Monday, July 2, 2012

WHAT ARE YOU LOOKING AT? YOU NEVER SEEN A GUY WHO SLEPT WITH A FISH BEFORE?  The federal National Oceanic and Atmospheric Administration is now on the record denying the existence of mermaids.
IN YOUR CASE, SAID O'BRIEN, THE WORST THING IN THE WORLD HAPPENS TO BE MASCOT RACES: We may find no love from Randall Simon for this, but here is a short history of -- and guide to -- the finest mascot races in the Minor League.

And speaking of the minor leagues, while I've only gotten to one MLB game so far this year (with our own Kim Cosmopolitan), I've hit three minor league games so far this year (Fresno Grizzlies, Modesto Nuts and Visalia Rawhide) with the Reno Aces on schedule for tomorrow night. I'm not sure I'm saving money, given that the Little Earthling has a penchant for baseball hats and the Wee Earthling for foam fingers, but it remains great baseball and a great price.
ROLL THE STONE AWAY, LET THE GUILTY PAY:  So how, exactly, is the world handling this unfortunate midweek Fourth of July?  If the holiday were any other day of the week, America would know what days to take off work, but this?
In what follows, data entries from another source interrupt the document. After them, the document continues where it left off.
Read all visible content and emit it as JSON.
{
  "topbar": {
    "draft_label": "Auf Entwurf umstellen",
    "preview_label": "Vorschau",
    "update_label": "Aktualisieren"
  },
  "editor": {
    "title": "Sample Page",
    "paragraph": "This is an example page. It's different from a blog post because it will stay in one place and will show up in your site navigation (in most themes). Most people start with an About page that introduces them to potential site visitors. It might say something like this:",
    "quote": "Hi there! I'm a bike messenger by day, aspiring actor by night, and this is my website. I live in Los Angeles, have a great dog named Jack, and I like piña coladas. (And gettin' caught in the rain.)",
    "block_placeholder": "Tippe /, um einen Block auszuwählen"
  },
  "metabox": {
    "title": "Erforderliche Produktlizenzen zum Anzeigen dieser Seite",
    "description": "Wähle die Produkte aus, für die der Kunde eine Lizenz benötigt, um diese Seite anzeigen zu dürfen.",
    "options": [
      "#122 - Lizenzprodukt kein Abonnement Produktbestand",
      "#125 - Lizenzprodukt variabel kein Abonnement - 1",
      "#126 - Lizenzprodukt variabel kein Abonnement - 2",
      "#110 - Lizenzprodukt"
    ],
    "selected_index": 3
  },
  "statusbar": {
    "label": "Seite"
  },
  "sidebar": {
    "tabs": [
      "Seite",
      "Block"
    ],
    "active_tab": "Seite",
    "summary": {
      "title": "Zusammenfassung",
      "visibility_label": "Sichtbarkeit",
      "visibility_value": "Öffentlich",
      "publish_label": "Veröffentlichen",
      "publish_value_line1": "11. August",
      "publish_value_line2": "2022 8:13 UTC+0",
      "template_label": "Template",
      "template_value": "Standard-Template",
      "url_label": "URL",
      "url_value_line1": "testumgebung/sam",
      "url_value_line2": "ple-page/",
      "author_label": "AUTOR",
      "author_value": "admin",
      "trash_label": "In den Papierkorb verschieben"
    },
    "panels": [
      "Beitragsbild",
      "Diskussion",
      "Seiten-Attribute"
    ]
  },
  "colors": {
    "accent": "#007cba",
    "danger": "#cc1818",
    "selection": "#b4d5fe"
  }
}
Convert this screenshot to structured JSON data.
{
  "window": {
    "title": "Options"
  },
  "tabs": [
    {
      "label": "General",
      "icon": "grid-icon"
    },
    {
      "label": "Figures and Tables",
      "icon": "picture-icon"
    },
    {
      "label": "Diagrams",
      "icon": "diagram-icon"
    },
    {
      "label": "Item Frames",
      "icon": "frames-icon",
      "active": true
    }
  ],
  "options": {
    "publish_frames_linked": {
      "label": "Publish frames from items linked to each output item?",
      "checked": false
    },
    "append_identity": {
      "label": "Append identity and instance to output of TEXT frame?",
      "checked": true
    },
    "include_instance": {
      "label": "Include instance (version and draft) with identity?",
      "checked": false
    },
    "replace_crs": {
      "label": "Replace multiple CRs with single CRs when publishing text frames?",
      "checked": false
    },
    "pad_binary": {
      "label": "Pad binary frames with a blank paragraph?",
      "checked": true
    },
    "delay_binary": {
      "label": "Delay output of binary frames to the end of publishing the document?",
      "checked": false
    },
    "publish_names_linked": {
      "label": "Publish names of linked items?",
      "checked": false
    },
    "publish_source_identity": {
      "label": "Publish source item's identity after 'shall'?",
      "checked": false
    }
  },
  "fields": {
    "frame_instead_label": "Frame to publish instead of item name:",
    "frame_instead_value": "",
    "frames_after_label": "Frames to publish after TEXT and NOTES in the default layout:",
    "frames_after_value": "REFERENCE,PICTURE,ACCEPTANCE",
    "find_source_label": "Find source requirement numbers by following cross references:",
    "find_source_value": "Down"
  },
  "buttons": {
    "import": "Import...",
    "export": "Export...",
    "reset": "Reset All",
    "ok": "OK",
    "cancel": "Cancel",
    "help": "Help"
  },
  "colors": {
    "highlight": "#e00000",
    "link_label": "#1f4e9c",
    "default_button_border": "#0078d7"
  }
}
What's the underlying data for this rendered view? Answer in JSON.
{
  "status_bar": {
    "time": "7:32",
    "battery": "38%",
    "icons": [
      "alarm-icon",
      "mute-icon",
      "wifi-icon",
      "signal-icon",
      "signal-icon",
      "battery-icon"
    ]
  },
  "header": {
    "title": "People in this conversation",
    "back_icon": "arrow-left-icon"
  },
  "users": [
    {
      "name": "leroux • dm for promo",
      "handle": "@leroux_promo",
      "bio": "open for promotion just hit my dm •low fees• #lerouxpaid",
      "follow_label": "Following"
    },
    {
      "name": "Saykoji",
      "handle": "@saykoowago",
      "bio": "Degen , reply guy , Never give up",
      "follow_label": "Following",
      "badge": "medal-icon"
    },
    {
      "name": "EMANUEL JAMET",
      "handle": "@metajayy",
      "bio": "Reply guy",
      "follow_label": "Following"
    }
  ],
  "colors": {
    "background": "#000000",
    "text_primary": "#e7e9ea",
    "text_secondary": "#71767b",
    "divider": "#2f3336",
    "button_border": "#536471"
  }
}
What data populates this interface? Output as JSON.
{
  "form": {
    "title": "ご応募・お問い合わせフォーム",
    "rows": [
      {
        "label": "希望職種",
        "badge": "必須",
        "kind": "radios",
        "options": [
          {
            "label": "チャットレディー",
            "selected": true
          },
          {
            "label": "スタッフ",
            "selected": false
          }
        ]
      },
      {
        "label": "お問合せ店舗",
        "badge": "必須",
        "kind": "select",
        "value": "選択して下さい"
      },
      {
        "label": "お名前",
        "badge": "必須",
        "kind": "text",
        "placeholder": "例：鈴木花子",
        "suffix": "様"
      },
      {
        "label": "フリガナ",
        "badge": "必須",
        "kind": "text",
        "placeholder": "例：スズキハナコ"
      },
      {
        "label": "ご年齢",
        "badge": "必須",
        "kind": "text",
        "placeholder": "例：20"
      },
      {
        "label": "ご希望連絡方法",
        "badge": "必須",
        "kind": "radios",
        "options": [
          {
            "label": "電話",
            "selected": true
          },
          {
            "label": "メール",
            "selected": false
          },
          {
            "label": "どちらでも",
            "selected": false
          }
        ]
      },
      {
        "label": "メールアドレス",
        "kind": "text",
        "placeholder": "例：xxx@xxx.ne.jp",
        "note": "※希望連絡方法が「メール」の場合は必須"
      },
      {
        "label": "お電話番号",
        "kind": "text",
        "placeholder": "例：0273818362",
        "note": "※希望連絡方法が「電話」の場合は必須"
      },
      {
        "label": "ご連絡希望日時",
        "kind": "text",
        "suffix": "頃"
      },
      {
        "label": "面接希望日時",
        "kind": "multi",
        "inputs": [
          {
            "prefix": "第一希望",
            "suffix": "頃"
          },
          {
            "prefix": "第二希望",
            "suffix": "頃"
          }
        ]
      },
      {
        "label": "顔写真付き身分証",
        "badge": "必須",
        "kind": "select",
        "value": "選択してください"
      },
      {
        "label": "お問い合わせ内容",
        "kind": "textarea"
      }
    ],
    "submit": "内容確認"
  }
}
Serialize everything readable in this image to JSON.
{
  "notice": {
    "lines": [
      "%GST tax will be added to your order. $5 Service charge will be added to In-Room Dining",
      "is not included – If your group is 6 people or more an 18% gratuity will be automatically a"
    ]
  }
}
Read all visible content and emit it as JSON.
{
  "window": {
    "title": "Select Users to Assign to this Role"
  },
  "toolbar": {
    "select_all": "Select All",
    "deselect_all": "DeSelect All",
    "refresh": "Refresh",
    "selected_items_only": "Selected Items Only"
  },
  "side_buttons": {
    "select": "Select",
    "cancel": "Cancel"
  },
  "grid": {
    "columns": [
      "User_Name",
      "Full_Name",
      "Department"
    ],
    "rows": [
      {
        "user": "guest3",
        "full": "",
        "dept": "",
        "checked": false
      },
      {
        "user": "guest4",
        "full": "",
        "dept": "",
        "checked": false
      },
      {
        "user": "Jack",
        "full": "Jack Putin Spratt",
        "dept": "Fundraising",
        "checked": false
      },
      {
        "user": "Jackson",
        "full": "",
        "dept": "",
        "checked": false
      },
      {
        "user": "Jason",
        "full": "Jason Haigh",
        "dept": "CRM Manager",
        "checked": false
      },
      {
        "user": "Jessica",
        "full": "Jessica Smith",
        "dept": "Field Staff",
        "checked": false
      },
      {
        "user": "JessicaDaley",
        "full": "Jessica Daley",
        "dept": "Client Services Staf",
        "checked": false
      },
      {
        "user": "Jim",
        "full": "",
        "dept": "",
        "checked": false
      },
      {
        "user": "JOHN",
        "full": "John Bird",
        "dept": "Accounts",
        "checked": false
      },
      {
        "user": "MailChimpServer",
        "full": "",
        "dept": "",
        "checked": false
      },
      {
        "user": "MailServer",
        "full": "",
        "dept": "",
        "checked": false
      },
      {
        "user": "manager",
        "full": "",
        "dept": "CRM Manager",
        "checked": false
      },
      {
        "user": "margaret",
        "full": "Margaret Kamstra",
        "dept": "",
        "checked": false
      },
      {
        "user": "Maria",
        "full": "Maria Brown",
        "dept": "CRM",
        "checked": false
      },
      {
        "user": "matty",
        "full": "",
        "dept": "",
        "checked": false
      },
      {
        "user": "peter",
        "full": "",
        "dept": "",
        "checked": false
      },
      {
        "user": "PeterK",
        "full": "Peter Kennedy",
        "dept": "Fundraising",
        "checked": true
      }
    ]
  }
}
It suggests the wisdom of my dad's longtime suggestion that we just declare the first Monday in July "Independence Day" as a legal holiday, but I'd hate to give up the four-day weekends we often get as a freedom bonus.

Sunday, July 1, 2012

WE DISCLAIM THE DISCLAIMER:I'm sure folks want to talk about The Newsroom, and two legal points to jump-start the discussion:
  • Given that the primary message of the showis that "current news operations are full of crap," I'm kind of shocked Fox News cleared the clip that was used during the course of the episode.  (I assume HBO would clear the clip rather than risk suit, though that'd be an interesting First Amendment commentary defense.)
  • Given the "real stories from two years ago" element, the disclaimer at the end of the episode is particularly interesting--it reads "THE NEWSROOM incorporates fictional and fictionalized elements and events, and any similarity between characters in the series and actual persons is purely coincidental and unintentional.  Nothing in the series is intended to convey or imply facts about any persons, elements, or events."  Anyone buy that disclaimer for even a single hot minute?